For all intents and purposes, this man met every sexuality stereotype bestowed upon him. He was camp, he was a great dancer, handsome, draped in rainbows and larger than life. And yet he had been concealing his sexuality for 17 years. A task I imagined would be greatly difficult due to his inherent flamboyance.

But I could understand why he did it because I did it myself.

It was a lot easier for me. I didn’t realize my sexuality waivered until I was in my twenties and at that stage I had established enough of a history of dating men to hide my unexpected relationship with a woman.

A Poem for Pride

I didn’t make a conscious decision not to come out, I just struggled with finding a definition of my sexuality and my perception of myself. That struggle manifested in me for a long time, amassing lies and secrets and hurt.

I lived in a society that was very accepting, campaigns leading to Ireland’s Marriage Referendum offered consistent solidarity with the LGBT community and I had a shit tonne of gay friends. And while I was a passionate and outspoken advocate of gay rights, I had internalized fear and self-loathing that made coming out seem like an impossible feat.

The reason for that struggle is confusing for onlookers now who see a confident young woman in a healthy happy relationship surrounded by supportive friends and family. But that struggle was the accumulation of years of sly remarks, overheard conversations and misconceptions about the LGBT community.

I remembered the times as children we’d referred to something embarrassing as “gay,” I recalled the depictions of the LGBT community on TV as novel, sexual or worse – a passing phase.

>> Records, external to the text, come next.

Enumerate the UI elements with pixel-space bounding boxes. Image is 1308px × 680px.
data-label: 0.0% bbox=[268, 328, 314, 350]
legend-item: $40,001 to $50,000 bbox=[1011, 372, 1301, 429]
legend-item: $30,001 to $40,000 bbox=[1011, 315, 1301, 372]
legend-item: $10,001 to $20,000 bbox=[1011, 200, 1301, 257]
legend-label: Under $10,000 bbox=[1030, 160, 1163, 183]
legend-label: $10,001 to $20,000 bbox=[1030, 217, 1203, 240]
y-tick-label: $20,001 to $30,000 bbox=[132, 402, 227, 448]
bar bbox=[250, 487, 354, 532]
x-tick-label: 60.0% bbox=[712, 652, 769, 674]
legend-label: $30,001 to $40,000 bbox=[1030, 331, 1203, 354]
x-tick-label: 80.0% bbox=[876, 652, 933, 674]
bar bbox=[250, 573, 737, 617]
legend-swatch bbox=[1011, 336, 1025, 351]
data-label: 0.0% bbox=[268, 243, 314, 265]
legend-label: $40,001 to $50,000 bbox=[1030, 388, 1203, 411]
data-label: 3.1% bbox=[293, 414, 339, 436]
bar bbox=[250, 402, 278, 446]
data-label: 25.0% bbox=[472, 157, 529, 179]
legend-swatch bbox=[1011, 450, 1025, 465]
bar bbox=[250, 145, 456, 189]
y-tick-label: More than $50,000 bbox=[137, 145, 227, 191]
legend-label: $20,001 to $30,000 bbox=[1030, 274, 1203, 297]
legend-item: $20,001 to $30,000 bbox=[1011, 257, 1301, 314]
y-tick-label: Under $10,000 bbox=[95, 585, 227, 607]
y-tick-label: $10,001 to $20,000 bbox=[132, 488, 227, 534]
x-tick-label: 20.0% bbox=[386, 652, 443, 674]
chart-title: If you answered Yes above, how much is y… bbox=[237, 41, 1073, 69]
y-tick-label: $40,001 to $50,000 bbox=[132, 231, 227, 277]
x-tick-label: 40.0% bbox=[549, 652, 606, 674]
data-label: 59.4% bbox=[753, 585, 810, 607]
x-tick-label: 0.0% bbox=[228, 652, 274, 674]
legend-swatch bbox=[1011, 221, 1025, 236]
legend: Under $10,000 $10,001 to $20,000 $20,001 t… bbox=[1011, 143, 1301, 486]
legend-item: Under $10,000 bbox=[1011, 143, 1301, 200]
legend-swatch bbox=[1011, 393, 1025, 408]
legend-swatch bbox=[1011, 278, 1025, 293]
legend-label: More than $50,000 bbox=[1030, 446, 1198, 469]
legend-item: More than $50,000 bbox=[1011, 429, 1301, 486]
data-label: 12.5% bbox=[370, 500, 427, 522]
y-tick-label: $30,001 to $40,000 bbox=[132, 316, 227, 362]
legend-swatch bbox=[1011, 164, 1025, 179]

Sure, my relationship occurred during a time of incredible support and social change, but my perception was formed during a time of unrest. Gay people and straight people were and still are treated differently.

I’m alright now. I’m out and comfortable and happy.

But for some many young people in the world today that turmoil persists. The slow building of self-contempt prevails and opinions of homosexuality and the LGBT community are still being formed in a negative light.

Orlando was a loud and overt attack on the LGBT community. Today’s trending #HeterosexualPrideDay is a subtle one.

Any comment, tweet or remark that promotes difference between homosexuals and heterosexuals is detrimental to LGBT youth.

The default setting in society is straight.

Television, movies, music, literature, advertising and art is dominated by heterosexuality. That’s fine, that’s not something I expect to change overnight, it’s not even something that makes me angry. But it’s there and it’s one of the realities that contributed to my own misconceptions of being gay.

As CNN writer LZ Granderson so eloquently put it:

“Gay Pride was not born out of a need to celebrate not being straight but our right to exist without prosecution. So maybe instead of wondering why there isn’t a straight pride month or movement, straight people should be thankful they don’t need one.”

Being comfortable in one’s own skin is a feeling everyone deserves and something that should absolutely be celebrated.

It’s just a shame that few realise that the celebration is about people arriving at that feeling rather than being about the colour, origination or orientation of the skin they live in.